Method (What does it entail?/ What will it take for me to learn?): With little knowledge of applications of evolutionary algorithms to robotics rather than procedural content generation in games, I must start from square one of “what is an evolutionary algorithm?” to “how can Evolution Gym be used to simulate the algorithms?”. The project is multi-fold with aspects in understanding and writing academically as well as coding in general. It is a “sneak peak” into academic research projects.
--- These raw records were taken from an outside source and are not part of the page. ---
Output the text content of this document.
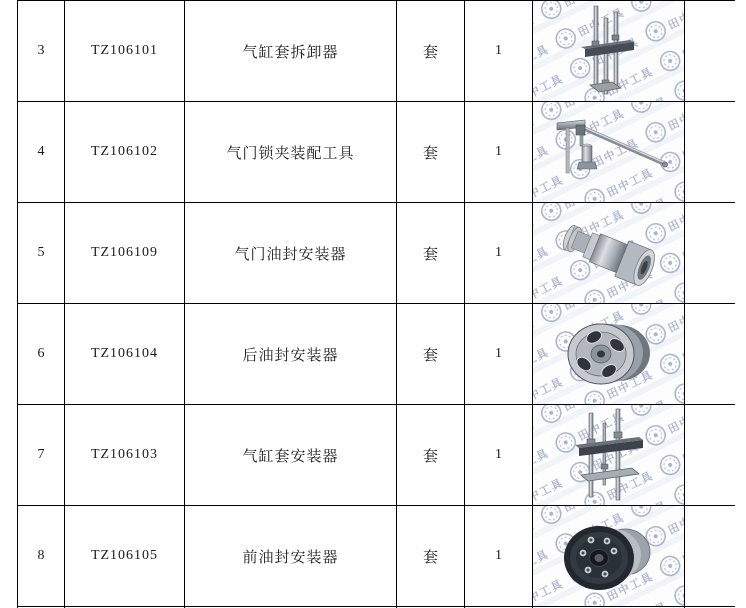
3	TZ106101	气缸套拆卸器	套	1	

4	TZ106102	气门锁夹装配工具	套	1	

5	TZ106109	气门油封安装器	套	1	

6	TZ106104	后油封安装器	套	1	

7	TZ106103	气缸套安装器	套	1	

8	TZ106105	前油封安装器	套	1	
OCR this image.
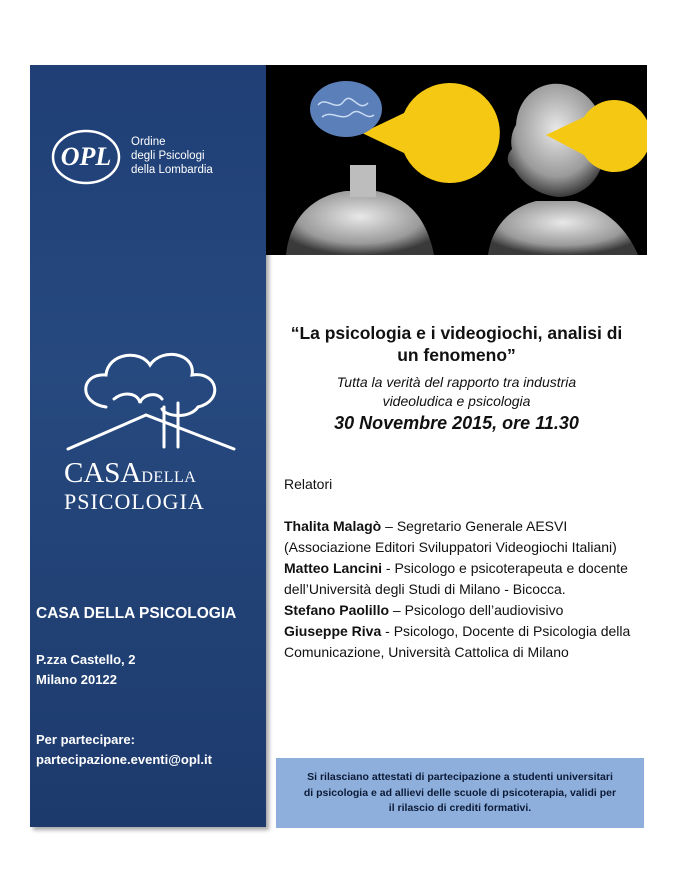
OPL Ordine
degli Psicologi
della Lombardia
CASADELLA
PSICOLOGIA
CASA DELLA PSICOLOGIA
P.zza Castello, 2
Milano 20122
Per partecipare:
partecipazione.eventi@opl.it
“La psicologia e i videogiochi, analisi di
un fenomeno”
Tutta la verità del rapporto tra industria
videoludica e psicologia
30 Novembre 2015, ore 11.30
Relatori
Thalita Malagò – Segretario Generale AESVI (Associazione Editori Sviluppatori Videogiochi Italiani)
Matteo Lancini - Psicologo e psicoterapeuta e docente dell’Università degli Studi di Milano - Bicocca.
Stefano Paolillo – Psicologo dell’audiovisivo
Giuseppe Riva - Psicologo, Docente di Psicologia della Comunicazione, Università Cattolica di Milano
Si rilasciano attestati di partecipazione a studenti universitari
di psicologia e ad allievi delle scuole di psicoterapia, validi per
il rilascio di crediti formativi.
That being said, I have split the project into exploration, process, and analysis:
Exploration:
- Learn python, basics of evolutionary algorithms
- Learn Git and collaboration in Git
- Do readings: Create a annotated bibliography of all the research topics
- Preliminary literature review (analyze specific algorithms that already exist)
Process:
- Write own FI2Pop algorithm
- Run algorithm with many iterations in Evolution Gym
- Run other algorithm for documentation
Analysis:
- Compare algorithms in Evolution Gym
- Analyze performance of own algorithm
- Learn ins and outs of academic writing
- Read papers of feasibility of robot generation in simulated environments
- Learn how to read papers effectively
Conclusion (all in all, why is it important?): Robot design and generation traverse a space that is confined to what the researchers think. The scope of design rarely ever diverges from pre-existing entities. Evolutionary algorithms allow computers and robots to do their own job of generation and manufacturing. They help taxing problems, which have applications in robotics, gaming, biology, and even sociology. The development of these algorithms allows for researchers to streamline their production process to optimize for a certain quantity such as materials, speed, a certain motion, etc. Given that the FI2Pop algorithm, in particular, has not been developed yet, we are able to compare it with other algorithms in a pre-existing space, Evolution Gym.